Curiosity's Sample Analysis at Mars (SAM) instruments were used to settle the matter. SAM is a collection of sensors that collect the air and analyse its chemical makeup, particularly the mix of isotopes. This is important because elements don't appear in just one form. Carbon 12 and carbon 13, for example, have a different number of neutrons in the nucleus and differ in weight because of that. Elements weight is crucial in studying atmosphere, since heavier gases remain close to the surface, while lighter ones take their place above them. Previous measurements of Mars' current atmosphere had always shown a high concentration of the heavy isotopes of carbon and oxygen. This is something unique to Mars as it is today, because the isotope mix of the sun and the early solar system as a whole had more lighter isotopes. This means that Mars would have started with the same isotope mix as other planets and since the heavy isotopes dominate its atmosphere today, it means that lighter, high-altitude gases had since then been lost to the vacuum of space.

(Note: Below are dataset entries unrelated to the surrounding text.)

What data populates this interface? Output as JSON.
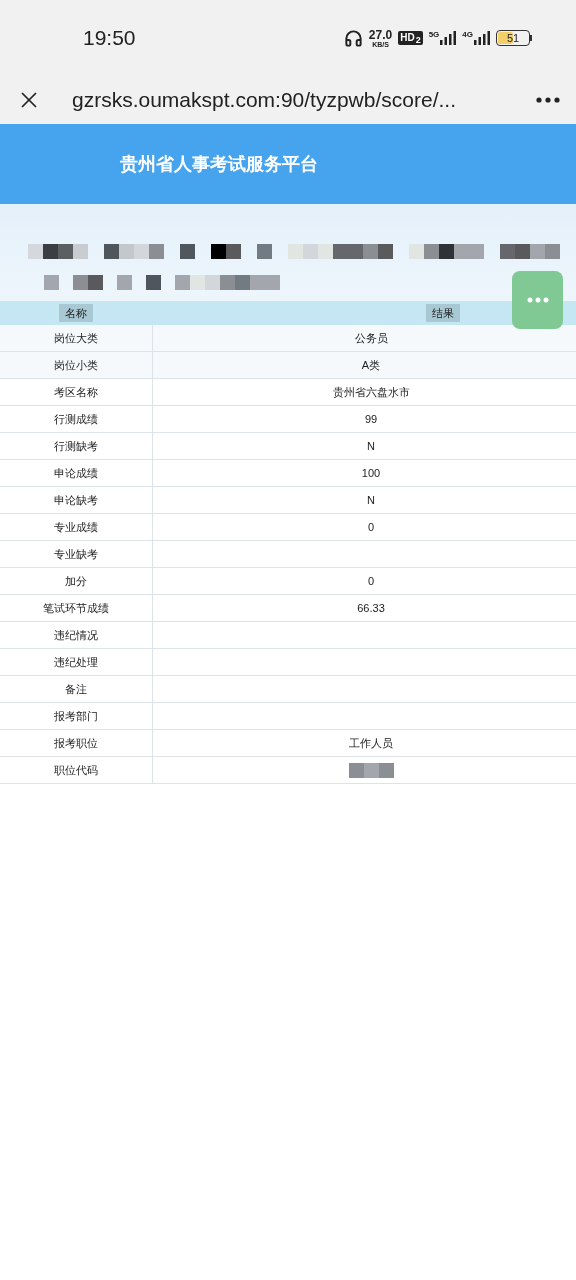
{
  "status_bar": {
    "time": "19:50",
    "speed_value": "27.0",
    "speed_unit": "KB/S",
    "hd_label": "HD",
    "hd_sub": "2",
    "networks": [
      {
        "label": "5G"
      },
      {
        "label": "4G"
      }
    ],
    "battery": {
      "text": "51",
      "level": 0.51
    }
  },
  "address_bar": {
    "url": "gzrsks.oumakspt.com:90/tyzpwb/score/..."
  },
  "header": {
    "title": "贵州省人事考试服务平台"
  },
  "table": {
    "columns": [
      "名称",
      "结果"
    ],
    "rows": [
      {
        "name": "岗位大类",
        "value": "公务员"
      },
      {
        "name": "岗位小类",
        "value": "A类"
      },
      {
        "name": "考区名称",
        "value": "贵州省六盘水市"
      },
      {
        "name": "行测成绩",
        "value": "99"
      },
      {
        "name": "行测缺考",
        "value": "N"
      },
      {
        "name": "申论成绩",
        "value": "100"
      },
      {
        "name": "申论缺考",
        "value": "N"
      },
      {
        "name": "专业成绩",
        "value": "0"
      },
      {
        "name": "专业缺考"
      },
      {
        "name": "加分",
        "value": "0"
      },
      {
        "name": "笔试环节成绩",
        "value": "66.33"
      },
      {
        "name": "违纪情况"
      },
      {
        "name": "违纪处理"
      },
      {
        "name": "备注"
      },
      {
        "name": "报考部门"
      },
      {
        "name": "报考职位",
        "value": "工作人员"
      },
      {
        "name": "职位代码",
        "redacted": true
      }
    ]
  }
}
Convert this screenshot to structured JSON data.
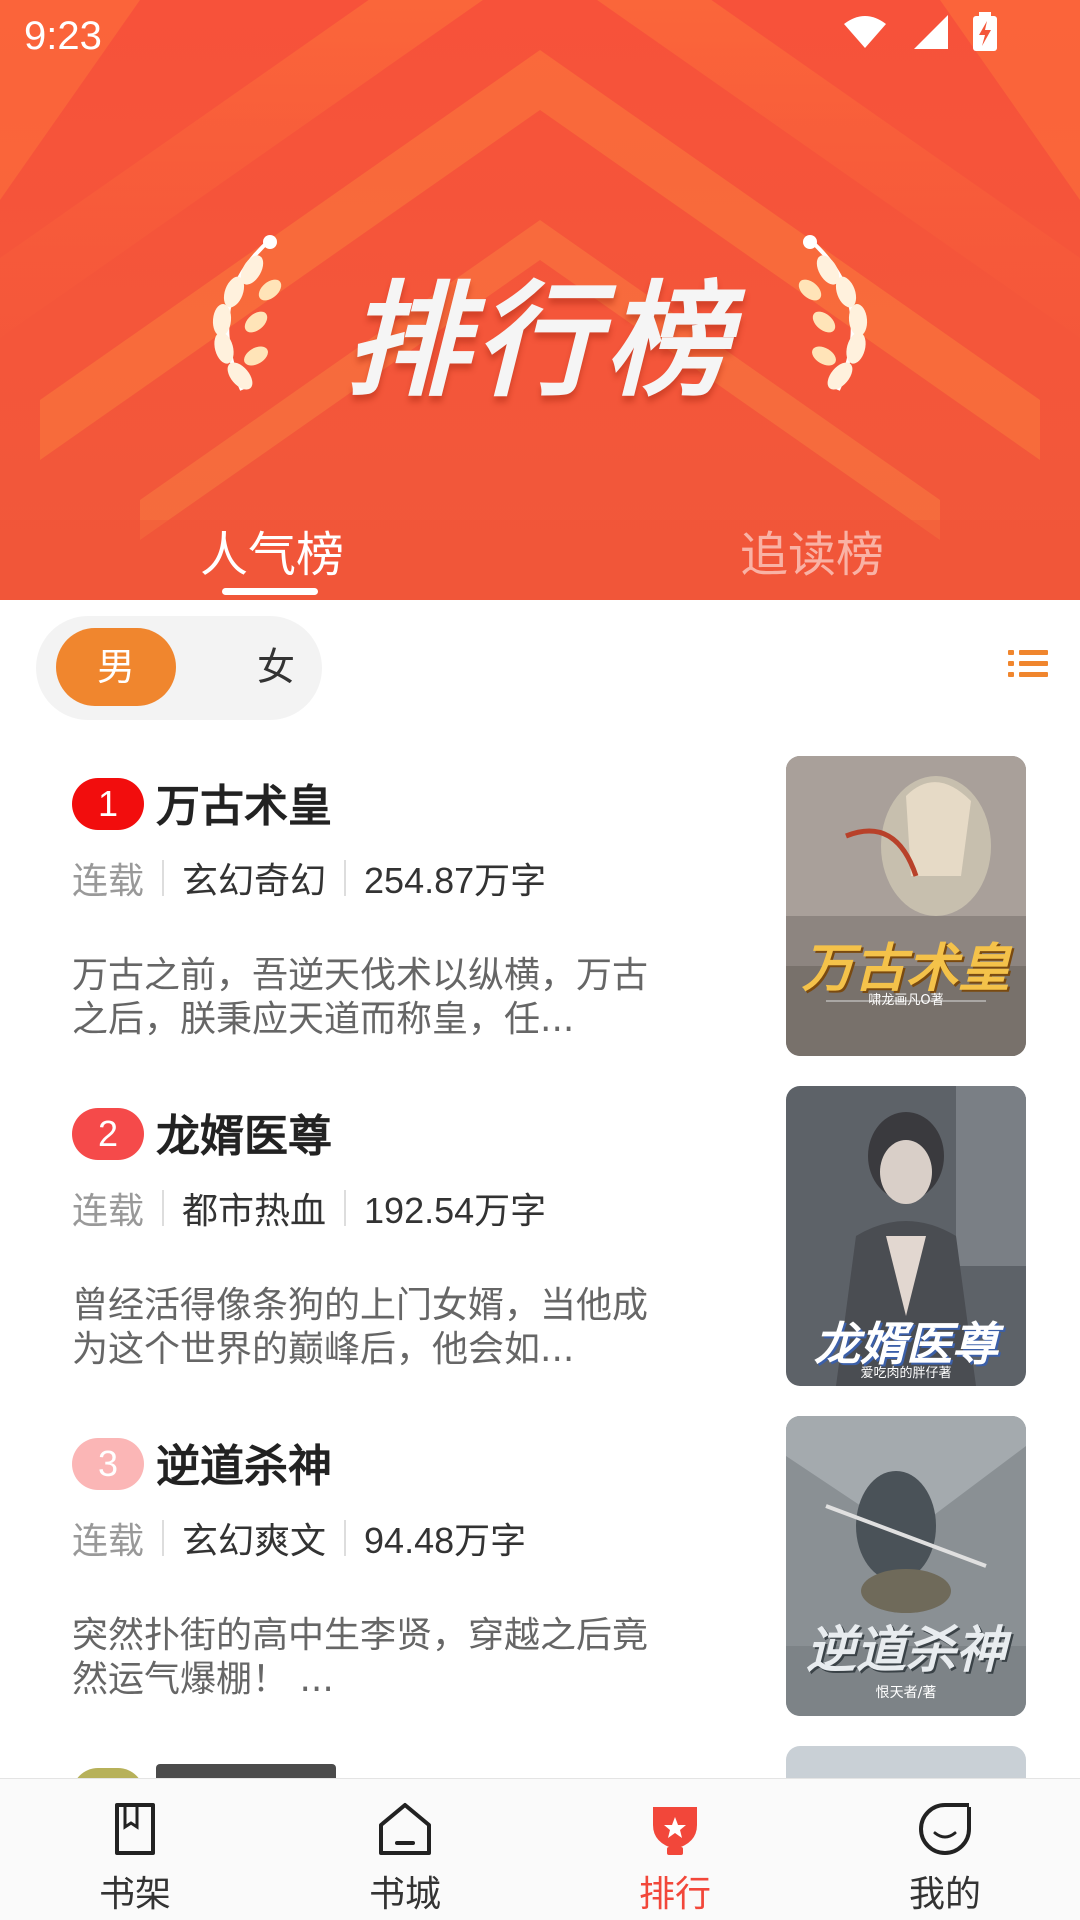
{
  "status_bar": {
    "time": "9:23"
  },
  "banner": {
    "title": "排行榜"
  },
  "top_tabs": [
    {
      "label": "人气榜",
      "active": true
    },
    {
      "label": "追读榜",
      "active": false
    }
  ],
  "gender_toggle": {
    "options": [
      "男",
      "女"
    ],
    "selected": "男"
  },
  "books": [
    {
      "rank": "1",
      "title": "万古术皇",
      "status": "连载",
      "genre": "玄幻奇幻",
      "words": "254.87万字",
      "desc": "万古之前，吾逆天伐术以纵横，万古之后，朕秉应天道而称皇，任...",
      "cover_title": "万古术皇",
      "cover_author": "啸龙画凡O著",
      "rank_color": "#f20d0d"
    },
    {
      "rank": "2",
      "title": "龙婿医尊",
      "status": "连载",
      "genre": "都市热血",
      "words": "192.54万字",
      "desc": "曾经活得像条狗的上门女婿，当他成为这个世界的巅峰后，他会如...",
      "cover_title": "龙婿医尊",
      "cover_author": "爱吃肉的胖仔著",
      "rank_color": "#f54a4a"
    },
    {
      "rank": "3",
      "title": "逆道杀神",
      "status": "连载",
      "genre": "玄幻爽文",
      "words": "94.48万字",
      "desc": "突然扑街的高中生李贤，穿越之后竟然运气爆棚！ ...",
      "cover_title": "逆道杀神",
      "cover_author": "恨天者/著",
      "rank_color": "#fbb6b6"
    }
  ],
  "bottom_nav": [
    {
      "label": "书架",
      "icon": "bookshelf-icon",
      "active": false
    },
    {
      "label": "书城",
      "icon": "store-icon",
      "active": false
    },
    {
      "label": "排行",
      "icon": "trophy-icon",
      "active": true
    },
    {
      "label": "我的",
      "icon": "profile-icon",
      "active": false
    }
  ],
  "colors": {
    "banner": "#f4563a",
    "accent_orange": "#f0862e",
    "active_nav": "#f2473a"
  }
}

"As atmosphere was lost, the signature of the process was embedded in the isotopic ratio," said Paul Mahaffy, principal investigator for the SAM team. This was the theory before Curiosity finally confirmed it with SAM. Its results are considered reliable because Curiosity used two instruments that are based on two different systems. One is the tunable laser spectrometer that analyses how two different frequencies of infrared laser are reflected by the air previously pumped into a chamber. The other is the mass spectrometer that measures the entire spectrum of elements according to their mass. “Getting the same results with two very different techniques increased our confidence that there's no known systematic error,” said NASA’s Chris Weber, lead author of one of the new papers published in Science.
It is thought that this atmosphere losing process is still ongoing, but in order to find out how fast this is happening, NASA will launch another probe in November, as a part of the Mars Atmosphere and Volatile Evolution (MAVEN) mission.